The Multinational Monitor


G L O B A L   N E W S W A T C H

Superior Oil Withdraws from Dominican Republic

Superior Oil of Houston has withdrawn from what was thought to be a major oil deposit in the southwestern region of the Dominican Republic. Last July President Antonio Guzman announced that the deposit, known as Charco Largo and located in the Enriquillo basin, could meet at least half of the nation's domestic needs.

Superior spokesperson Lewis Satterfield told Multinational Monitor last month that Superior had quit the site because "there was nothing to produce."

Superior Oil and the Guzman government had come under criticism from opposition politicians and from local media for the terms of the deal agreed upon between them (see MM, September, 1981).

Victor Grimaldi, leading journalist on energy matters for La Noticia, one of Santo Domingo's daily newspapers, believes Guzman announced the deposit primarily because "the president was under a lot of pressure to identify something tangible to give hope to the country."

The London-based Latin America Weekly Report says that "a team of Superior executives visited Santo Domingo [in July], where they reached an agreement with Guzman that any official announcement about Charco Largo should be couched in the most cautious terms." Guzman recently lost a struggle to retain his party's nomination in the upcoming presidential elections.
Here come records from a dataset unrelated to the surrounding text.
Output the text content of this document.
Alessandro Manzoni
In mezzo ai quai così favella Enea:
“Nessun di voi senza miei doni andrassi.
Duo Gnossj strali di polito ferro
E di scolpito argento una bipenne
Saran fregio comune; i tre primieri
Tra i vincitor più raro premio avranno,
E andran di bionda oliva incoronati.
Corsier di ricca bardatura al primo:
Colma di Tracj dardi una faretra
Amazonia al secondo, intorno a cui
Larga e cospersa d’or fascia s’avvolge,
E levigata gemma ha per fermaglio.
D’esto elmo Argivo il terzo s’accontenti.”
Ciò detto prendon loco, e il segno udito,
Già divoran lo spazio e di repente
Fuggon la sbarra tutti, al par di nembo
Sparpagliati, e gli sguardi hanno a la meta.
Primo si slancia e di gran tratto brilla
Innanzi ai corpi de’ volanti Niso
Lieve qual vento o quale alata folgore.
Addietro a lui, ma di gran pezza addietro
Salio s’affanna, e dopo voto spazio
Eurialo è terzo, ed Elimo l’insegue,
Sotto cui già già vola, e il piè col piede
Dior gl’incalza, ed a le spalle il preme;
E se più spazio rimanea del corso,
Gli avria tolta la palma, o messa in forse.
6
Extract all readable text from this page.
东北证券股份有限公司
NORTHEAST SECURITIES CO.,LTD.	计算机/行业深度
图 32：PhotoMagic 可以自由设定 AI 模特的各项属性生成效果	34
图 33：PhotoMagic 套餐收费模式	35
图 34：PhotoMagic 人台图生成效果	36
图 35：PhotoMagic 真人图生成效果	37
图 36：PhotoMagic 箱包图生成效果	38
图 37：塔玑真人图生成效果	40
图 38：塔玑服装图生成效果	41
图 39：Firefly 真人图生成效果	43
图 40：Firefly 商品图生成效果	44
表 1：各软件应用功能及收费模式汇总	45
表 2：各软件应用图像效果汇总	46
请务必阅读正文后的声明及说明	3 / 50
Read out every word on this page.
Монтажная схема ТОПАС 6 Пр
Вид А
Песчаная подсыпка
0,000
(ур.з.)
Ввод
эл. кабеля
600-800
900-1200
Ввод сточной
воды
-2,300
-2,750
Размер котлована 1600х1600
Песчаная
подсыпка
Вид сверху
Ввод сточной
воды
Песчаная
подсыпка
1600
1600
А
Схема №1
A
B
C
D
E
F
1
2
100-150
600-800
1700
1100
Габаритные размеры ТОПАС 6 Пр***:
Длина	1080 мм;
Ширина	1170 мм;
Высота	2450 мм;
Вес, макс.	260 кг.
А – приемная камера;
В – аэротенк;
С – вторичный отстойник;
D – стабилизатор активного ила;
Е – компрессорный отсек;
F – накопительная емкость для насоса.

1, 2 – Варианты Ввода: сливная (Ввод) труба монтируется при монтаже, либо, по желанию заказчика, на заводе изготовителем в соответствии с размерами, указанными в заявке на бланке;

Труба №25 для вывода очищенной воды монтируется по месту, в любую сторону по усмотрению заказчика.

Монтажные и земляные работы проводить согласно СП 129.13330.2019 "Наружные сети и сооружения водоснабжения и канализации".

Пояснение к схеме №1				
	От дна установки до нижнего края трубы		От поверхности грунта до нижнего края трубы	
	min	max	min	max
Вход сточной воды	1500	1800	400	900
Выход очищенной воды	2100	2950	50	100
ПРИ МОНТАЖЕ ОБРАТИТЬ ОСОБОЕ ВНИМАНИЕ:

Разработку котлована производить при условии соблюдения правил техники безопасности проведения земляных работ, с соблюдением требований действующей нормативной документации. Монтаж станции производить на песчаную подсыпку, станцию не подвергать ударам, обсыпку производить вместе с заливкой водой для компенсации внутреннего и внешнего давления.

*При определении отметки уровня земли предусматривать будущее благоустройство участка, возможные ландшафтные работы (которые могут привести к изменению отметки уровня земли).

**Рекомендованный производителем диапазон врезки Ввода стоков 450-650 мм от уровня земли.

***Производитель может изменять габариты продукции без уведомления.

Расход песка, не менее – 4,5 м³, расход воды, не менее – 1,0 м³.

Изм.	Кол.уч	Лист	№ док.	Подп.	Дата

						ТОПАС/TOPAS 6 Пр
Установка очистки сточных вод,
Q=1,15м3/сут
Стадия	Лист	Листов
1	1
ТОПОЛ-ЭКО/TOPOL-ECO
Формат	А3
The Latin America Weekly Report also claimed that there were several rumors around July of Superior Oil discoveries in other areas, which led to "a sharp rise in the value of Superior's shares, many of which were sold at a considerable profit."

Superior has transferred its drilling equipment from Charco Largo to a concession held by Carboil, a North American firm, close to the town of Banica on the western border of the country.